Ce qui est aussi légèrement regrettable c’est que les liens entre les personnages du trio principal ne sont pas énormément soulignés et on ne perçoit pas vraiment de complicité entre elles. La série se focalise en fait plus sur le personnage de Nora Ephron, (excellente Grace Gummer), qui fait ses débuts à News of the Week mais qui n’est en réalité que de passage dans le pilot. Elle sert alors surtout d’outil narratif pour présenter le journal et expliciter le programme féministe de la série. En soi, cela fonctionne et le focus sur elle permet de donner un vrai poids dramatique à l’événement clé du pilot censé inspirer les femmes du journal. Toutefois, cela se fait au détriment du temps qui pourrait être accordé au développement des relations des femmes qui sont les véritables héroïnes de la série. C’est dommage dans le cadre d’un récit qui veut raconter une « révolte ».

On comprend bien quelles seront les raisons de la révolte, à savoir les conventions sexistes de News of the Week qui discriminent les femmes en les empêchant de devenir reporters. Mais il m’est difficile, pour ma part en tout cas, de croire à ce stade à la possibilité de la mise en place d’un mouvement, vu que les personnages féminins ne semblent pas particulièrement proches. J’espère du coup que les épisodes suivants rattraperont cela.

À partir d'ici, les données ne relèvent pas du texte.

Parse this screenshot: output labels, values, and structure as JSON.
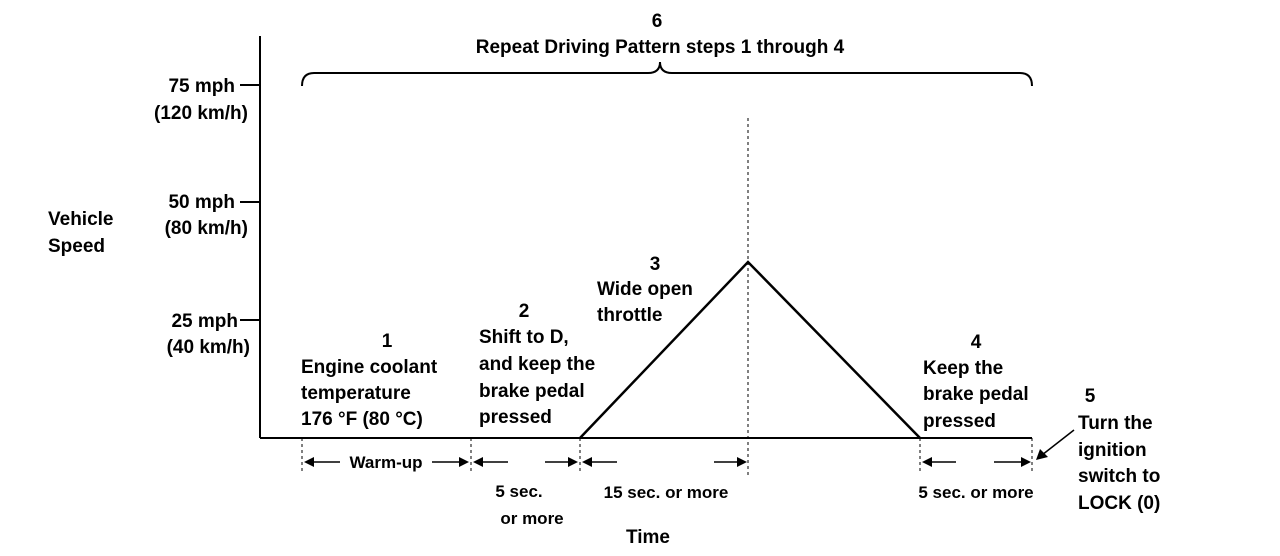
{
  "title": {
    "step_number": "6",
    "text": "Repeat Driving Pattern steps 1 through 4"
  },
  "y_axis": {
    "label_line1": "Vehicle",
    "label_line2": "Speed",
    "ticks": [
      {
        "mph": "75 mph",
        "kmh": "(120 km/h)"
      },
      {
        "mph": "50 mph",
        "kmh": "(80 km/h)"
      },
      {
        "mph": "25 mph",
        "kmh": "(40 km/h)"
      }
    ]
  },
  "x_axis": {
    "label": "Time"
  },
  "steps": {
    "s1": {
      "num": "1",
      "lines": [
        "Engine coolant",
        "temperature",
        "176 °F (80 °C)"
      ]
    },
    "s2": {
      "num": "2",
      "lines": [
        "Shift to D,",
        "and keep the",
        "brake pedal",
        "pressed"
      ]
    },
    "s3": {
      "num": "3",
      "lines": [
        "Wide open",
        "throttle"
      ]
    },
    "s4": {
      "num": "4",
      "lines": [
        "Keep the",
        "brake pedal",
        "pressed"
      ]
    },
    "s5": {
      "num": "5",
      "lines": [
        "Turn the",
        "ignition",
        "switch to",
        "LOCK (0)"
      ]
    }
  },
  "durations": {
    "warmup": "Warm-up",
    "d2_line1": "5 sec.",
    "d2_line2": "or  more",
    "d3": "15 sec. or  more",
    "d4": "5 sec. or  more"
  }
}
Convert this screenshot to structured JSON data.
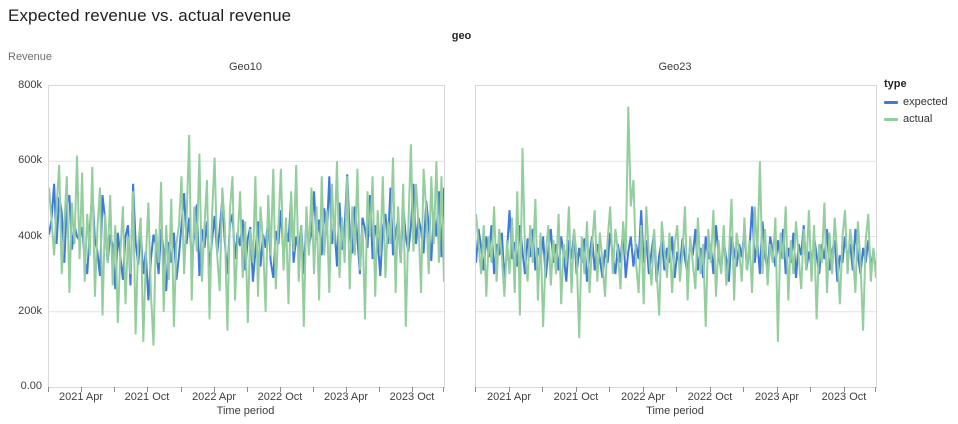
{
  "page": {
    "title": "Expected revenue vs. actual revenue"
  },
  "facet_header": "geo",
  "colors": {
    "expected": "#3e79de",
    "actual": "#94ce9f",
    "grid": "#e4e4e4",
    "plot_border": "#d9d9d9",
    "tick": "#8c8c8c"
  },
  "y_axis": {
    "title": "Revenue",
    "ticks": [
      {
        "label": "800k",
        "value": 800
      },
      {
        "label": "600k",
        "value": 600
      },
      {
        "label": "400k",
        "value": 400
      },
      {
        "label": "200k",
        "value": 200
      },
      {
        "label": "0.00",
        "value": 0
      }
    ],
    "gridline_values": [
      200,
      400,
      600
    ]
  },
  "x_axis": {
    "title": "Time period",
    "points_per_series": 156,
    "ticks": [
      {
        "pos": 0,
        "label": ""
      },
      {
        "pos": 13,
        "label": "2021 Apr"
      },
      {
        "pos": 26,
        "label": ""
      },
      {
        "pos": 39,
        "label": "2021 Oct"
      },
      {
        "pos": 52,
        "label": ""
      },
      {
        "pos": 65,
        "label": "2022 Apr"
      },
      {
        "pos": 78,
        "label": ""
      },
      {
        "pos": 91,
        "label": "2022 Oct"
      },
      {
        "pos": 104,
        "label": ""
      },
      {
        "pos": 117,
        "label": "2023 Apr"
      },
      {
        "pos": 130,
        "label": ""
      },
      {
        "pos": 143,
        "label": "2023 Oct"
      },
      {
        "pos": 155,
        "label": ""
      }
    ]
  },
  "legend": {
    "title": "type",
    "items": [
      {
        "label": "expected",
        "color": "#3e79de"
      },
      {
        "label": "actual",
        "color": "#94ce9f"
      }
    ]
  },
  "chart_data": {
    "type": "line",
    "title": "Expected revenue vs. actual revenue",
    "xlabel": "Time period",
    "ylabel": "Revenue",
    "ylim": [
      0,
      800000
    ],
    "values_unit": "thousands",
    "x_domain": [
      "2021 Jan",
      "2023 Dec"
    ],
    "x_resolution": "weekly",
    "facet_field": "geo",
    "facets": [
      {
        "title": "Geo10",
        "series": [
          {
            "name": "expected",
            "color": "#3e79de",
            "values": [
              405,
              445,
              540,
              380,
              505,
              465,
              330,
              485,
              510,
              365,
              430,
              400,
              390,
              425,
              340,
              300,
              415,
              525,
              390,
              360,
              295,
              510,
              445,
              330,
              405,
              375,
              260,
              410,
              345,
              285,
              400,
              430,
              270,
              540,
              385,
              325,
              415,
              300,
              360,
              230,
              340,
              405,
              375,
              300,
              420,
              360,
              255,
              385,
              330,
              410,
              285,
              350,
              430,
              515,
              380,
              450,
              340,
              405,
              485,
              295,
              420,
              370,
              440,
              320,
              390,
              455,
              355,
              420,
              500,
              385,
              300,
              430,
              460,
              340,
              410,
              375,
              445,
              310,
              395,
              425,
              280,
              360,
              440,
              320,
              405,
              370,
              450,
              335,
              290,
              415,
              380,
              470,
              345,
              420,
              385,
              505,
              330,
              400,
              360,
              430,
              300,
              445,
              375,
              410,
              520,
              390,
              445,
              350,
              475,
              405,
              560,
              380,
              430,
              320,
              490,
              365,
              420,
              565,
              410,
              355,
              480,
              395,
              300,
              450,
              420,
              370,
              510,
              340,
              430,
              390,
              295,
              420,
              460,
              380,
              530,
              350,
              410,
              445,
              330,
              480,
              400,
              360,
              425,
              540,
              380,
              450,
              415,
              355,
              495,
              430,
              335,
              465,
              400,
              520,
              345,
              530
            ]
          },
          {
            "name": "actual",
            "color": "#94ce9f",
            "values": [
              530,
              445,
              350,
              480,
              590,
              300,
              430,
              560,
              250,
              490,
              380,
              615,
              340,
              570,
              280,
              460,
              350,
              585,
              240,
              420,
              530,
              190,
              460,
              330,
              510,
              270,
              430,
              170,
              360,
              480,
              220,
              400,
              300,
              520,
              140,
              380,
              450,
              120,
              340,
              490,
              250,
              110,
              420,
              330,
              545,
              200,
              430,
              285,
              500,
              160,
              380,
              430,
              560,
              300,
              450,
              670,
              230,
              480,
              360,
              620,
              280,
              430,
              550,
              180,
              460,
              610,
              350,
              255,
              530,
              430,
              150,
              470,
              560,
              230,
              390,
              520,
              290,
              440,
              170,
              420,
              330,
              560,
              240,
              480,
              380,
              200,
              510,
              350,
              580,
              260,
              430,
              580,
              310,
              450,
              220,
              520,
              360,
              590,
              280,
              430,
              160,
              480,
              350,
              530,
              300,
              480,
              230,
              560,
              350,
              470,
              250,
              540,
              380,
              600,
              290,
              450,
              330,
              560,
              260,
              480,
              350,
              580,
              310,
              430,
              180,
              520,
              400,
              560,
              240,
              470,
              350,
              560,
              290,
              440,
              380,
              610,
              250,
              480,
              330,
              540,
              160,
              420,
              645,
              360,
              540,
              430,
              250,
              580,
              470,
              300,
              560,
              380,
              600,
              330,
              560,
              280
            ]
          }
        ]
      },
      {
        "title": "Geo23",
        "series": [
          {
            "name": "expected",
            "color": "#3e79de",
            "values": [
              330,
              420,
              370,
              310,
              400,
              345,
              430,
              300,
              380,
              350,
              410,
              290,
              360,
              470,
              340,
              385,
              320,
              430,
              360,
              300,
              395,
              345,
              420,
              310,
              370,
              335,
              400,
              290,
              360,
              420,
              330,
              380,
              310,
              400,
              350,
              280,
              390,
              340,
              415,
              300,
              370,
              330,
              395,
              280,
              350,
              400,
              310,
              380,
              340,
              290,
              365,
              330,
              410,
              350,
              300,
              380,
              330,
              420,
              290,
              360,
              400,
              320,
              380,
              340,
              470,
              330,
              390,
              300,
              360,
              410,
              280,
              350,
              390,
              310,
              370,
              330,
              400,
              290,
              360,
              320,
              395,
              340,
              300,
              380,
              350,
              420,
              310,
              370,
              290,
              400,
              340,
              380,
              300,
              430,
              350,
              310,
              390,
              340,
              280,
              400,
              360,
              320,
              380,
              345,
              420,
              310,
              370,
              480,
              330,
              390,
              300,
              440,
              350,
              310,
              400,
              360,
              320,
              390,
              340,
              420,
              300,
              370,
              330,
              410,
              290,
              380,
              350,
              430,
              310,
              360,
              320,
              400,
              350,
              300,
              380,
              340,
              420,
              310,
              360,
              390,
              280,
              350,
              330,
              400,
              340,
              380,
              310,
              420,
              350,
              300,
              370,
              330,
              390,
              320,
              360,
              310
            ]
          },
          {
            "name": "actual",
            "color": "#94ce9f",
            "values": [
              460,
              380,
              300,
              430,
              240,
              400,
              330,
              480,
              280,
              420,
              350,
              240,
              390,
              300,
              450,
              250,
              520,
              190,
              635,
              360,
              280,
              430,
              330,
              500,
              230,
              410,
              160,
              350,
              430,
              270,
              390,
              300,
              460,
              220,
              380,
              330,
              480,
              250,
              420,
              350,
              130,
              400,
              300,
              440,
              250,
              380,
              470,
              280,
              410,
              330,
              240,
              390,
              480,
              300,
              420,
              360,
              260,
              440,
              350,
              745,
              480,
              550,
              330,
              250,
              430,
              220,
              480,
              350,
              270,
              420,
              310,
              190,
              440,
              360,
              290,
              410,
              250,
              380,
              430,
              280,
              360,
              480,
              230,
              400,
              330,
              260,
              450,
              300,
              380,
              160,
              420,
              330,
              470,
              240,
              390,
              300,
              430,
              270,
              350,
              500,
              230,
              410,
              360,
              280,
              450,
              310,
              390,
              250,
              480,
              350,
              600,
              300,
              420,
              270,
              380,
              330,
              450,
              120,
              410,
              340,
              480,
              230,
              390,
              300,
              440,
              350,
              260,
              420,
              310,
              470,
              280,
              430,
              180,
              380,
              330,
              490,
              250,
              410,
              300,
              450,
              350,
              220,
              400,
              470,
              300,
              420,
              360,
              250,
              440,
              330,
              150,
              390,
              460,
              280,
              370,
              290
            ]
          }
        ]
      }
    ]
  }
}
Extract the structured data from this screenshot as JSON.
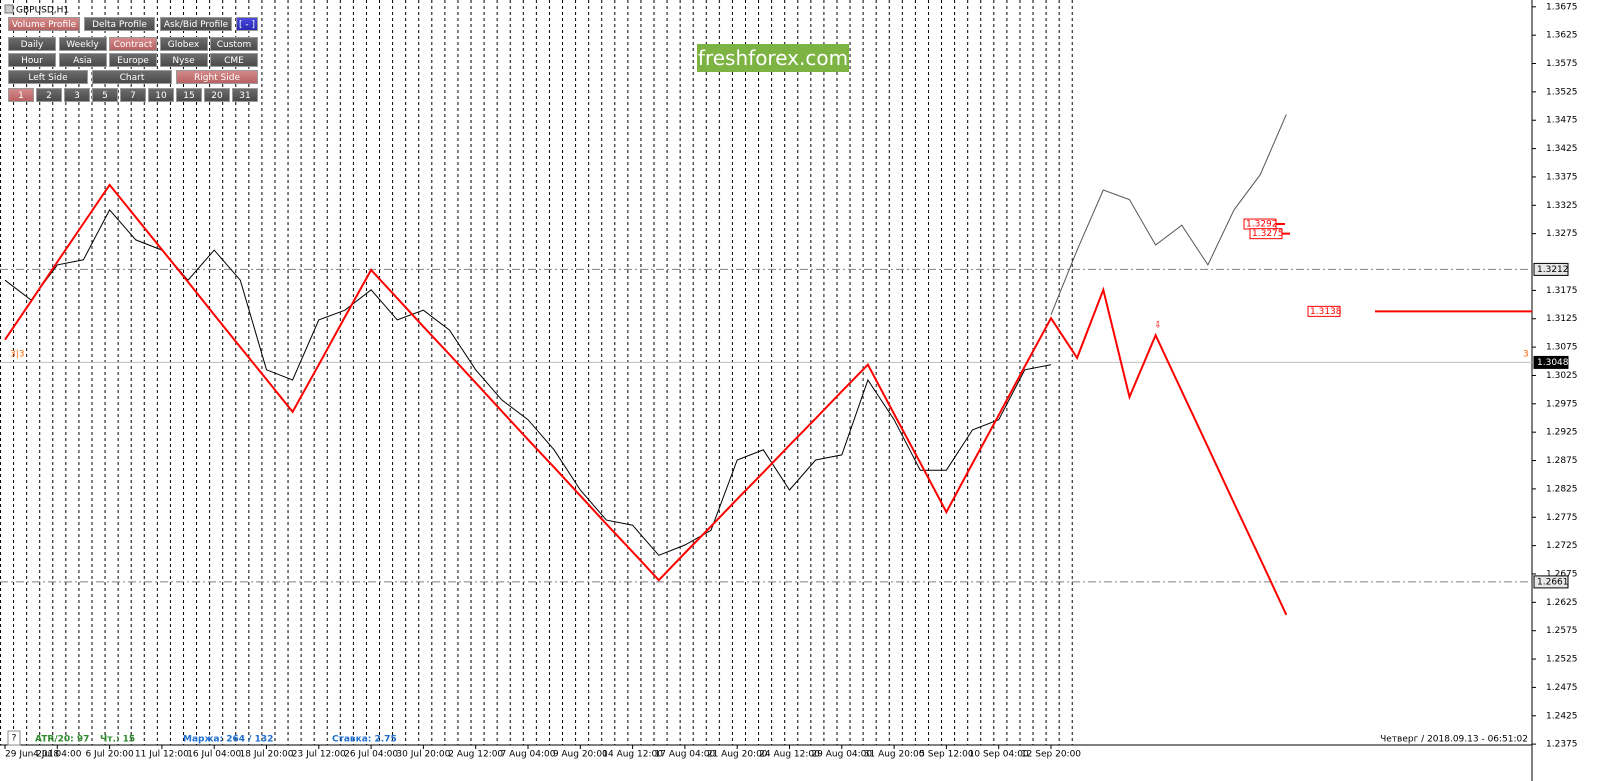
{
  "symbol": "GBPUSD,H1",
  "watermark": "freshforex.com",
  "buttons": {
    "row1": [
      {
        "label": "Volume Profile",
        "active": true
      },
      {
        "label": "Delta Profile",
        "active": false
      },
      {
        "label": "Ask/Bid Profile",
        "active": false
      },
      {
        "label": "[ - ]",
        "active": false
      }
    ],
    "row2": [
      {
        "label": "Daily",
        "active": false
      },
      {
        "label": "Weekly",
        "active": false
      },
      {
        "label": "Contract",
        "active": true
      },
      {
        "label": "Globex",
        "active": false
      },
      {
        "label": "Custom",
        "active": false
      }
    ],
    "row3": [
      {
        "label": "Hour",
        "active": false
      },
      {
        "label": "Asia",
        "active": false
      },
      {
        "label": "Europe",
        "active": false
      },
      {
        "label": "Nyse",
        "active": false
      },
      {
        "label": "CME",
        "active": false
      }
    ],
    "row4": [
      {
        "label": "Left Side",
        "active": false
      },
      {
        "label": "Chart",
        "active": false
      },
      {
        "label": "Right Side",
        "active": true
      }
    ],
    "row5": [
      {
        "label": "1",
        "active": true
      },
      {
        "label": "2",
        "active": false
      },
      {
        "label": "3",
        "active": false
      },
      {
        "label": "5",
        "active": false
      },
      {
        "label": "7",
        "active": false
      },
      {
        "label": "10",
        "active": false
      },
      {
        "label": "15",
        "active": false
      },
      {
        "label": "20",
        "active": false
      },
      {
        "label": "31",
        "active": false
      }
    ]
  },
  "status": {
    "help": "?",
    "atr": "ATR/20: 97",
    "hours": "Чт.: 15",
    "margin": "Маржа: 264 / 132",
    "rate": "Ставка: 2.75",
    "datetime": "Четверг / 2018.09.13 - 06:51:02"
  },
  "annotations": {
    "left_count": "3|3",
    "right_count": "3",
    "arrow": "⇩"
  },
  "chart_data": {
    "type": "line",
    "categories": [
      "29 Jun 2018",
      null,
      "4 Jul 04:00",
      null,
      "6 Jul 20:00",
      null,
      "11 Jul 12:00",
      null,
      "16 Jul 04:00",
      null,
      "18 Jul 20:00",
      null,
      "23 Jul 12:00",
      null,
      "26 Jul 04:00",
      null,
      "30 Jul 20:00",
      null,
      "2 Aug 12:00",
      null,
      "7 Aug 04:00",
      null,
      "9 Aug 20:00",
      null,
      "14 Aug 12:00",
      null,
      "17 Aug 04:00",
      null,
      "21 Aug 20:00",
      null,
      "24 Aug 12:00",
      null,
      "29 Aug 04:00",
      null,
      "31 Aug 20:00",
      null,
      "5 Sep 12:00",
      null,
      "10 Sep 04:00",
      null,
      "12 Sep 20:00",
      null,
      null,
      null,
      null,
      null,
      null,
      null,
      null,
      null
    ],
    "series": [
      {
        "color": "#000000",
        "width": 1,
        "values": [
          1.3193,
          1.3158,
          1.322,
          1.3229,
          1.3317,
          1.3264,
          1.3246,
          1.3193,
          1.3246,
          1.3193,
          1.3035,
          1.3017,
          1.3123,
          1.314,
          1.3176,
          1.3123,
          1.314,
          1.3105,
          1.3035,
          1.2982,
          1.2947,
          1.2894,
          1.2823,
          1.277,
          1.2761,
          1.2708,
          1.2726,
          1.2752,
          1.2876,
          1.2894,
          1.2823,
          1.2876,
          1.2885,
          1.3017,
          1.2947,
          1.2858,
          1.2858,
          1.2929,
          1.2947,
          1.3035,
          1.3044,
          null,
          null,
          null,
          null,
          null,
          null,
          null,
          null,
          null
        ]
      },
      {
        "color": "#ff0000",
        "width": 2,
        "values": [
          1.3088,
          1.3156,
          1.3225,
          1.3293,
          1.3361,
          1.3304,
          1.3247,
          1.319,
          1.3132,
          1.3075,
          1.3018,
          1.2961,
          1.3044,
          1.3128,
          1.3211,
          1.3161,
          1.3111,
          1.3062,
          1.3012,
          1.2962,
          1.2912,
          1.2863,
          1.2813,
          1.2763,
          1.2714,
          1.2664,
          1.2712,
          1.2759,
          1.2807,
          1.2854,
          1.2902,
          1.2949,
          1.2997,
          1.3044,
          1.2957,
          1.2871,
          1.2784,
          1.287,
          1.2955,
          1.3041,
          1.3126,
          1.3056,
          1.3176,
          1.2987,
          1.3096,
          1.2997,
          1.2899,
          1.28,
          1.2702,
          1.2603
        ]
      },
      {
        "color": "#555555",
        "width": 1,
        "values": [
          null,
          null,
          null,
          null,
          null,
          null,
          null,
          null,
          null,
          null,
          null,
          null,
          null,
          null,
          null,
          null,
          null,
          null,
          null,
          null,
          null,
          null,
          null,
          null,
          null,
          null,
          null,
          null,
          null,
          null,
          null,
          null,
          null,
          null,
          null,
          null,
          null,
          null,
          null,
          null,
          1.3132,
          1.3246,
          1.3352,
          1.3335,
          1.3255,
          1.329,
          1.322,
          1.3317,
          1.3379,
          1.3485
        ]
      }
    ],
    "ylim": [
      1.2347,
      1.3687
    ],
    "yticks": [
      1.2375,
      1.2425,
      1.2475,
      1.2525,
      1.2575,
      1.2625,
      1.2675,
      1.2725,
      1.2775,
      1.2825,
      1.2875,
      1.2925,
      1.2975,
      1.3025,
      1.3075,
      1.3125,
      1.3175,
      1.3275,
      1.3325,
      1.3375,
      1.3425,
      1.3475,
      1.3525,
      1.3575,
      1.3625,
      1.3675
    ],
    "price_levels": [
      {
        "value": 1.3212,
        "color": "#808080",
        "dash": "8,3,2,3"
      },
      {
        "value": 1.3048,
        "color": "#c0c0c0",
        "dash": "none"
      },
      {
        "value": 1.2661,
        "color": "#808080",
        "dash": "8,3,2,3"
      }
    ],
    "profile_levels": [
      {
        "value": 1.3292,
        "color": "#ff0000"
      },
      {
        "value": 1.3275,
        "color": "#ff0000"
      },
      {
        "value": 1.3138,
        "color": "#ff0000"
      }
    ]
  }
}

En bref, Good Girls Revolt n’est pas exactement la digne héritière de Mad Men mais elle est en tout cas plus accessible et focalisée sur l’action, ce qui en fait au moins un récit divertissant. Elle a aussi le mérite de présenter un autre genre de period drama qui donne l’opportunité à des personnages féminins d’être sur le devant de la scène pour nous raconter avec entrain une partie de l’histoire du féminisme. A l’heure où une femme est sur le point de devenir présidente des Etats-Unis, c’est toujours bienvenu pour réaliser le chemin parcouru.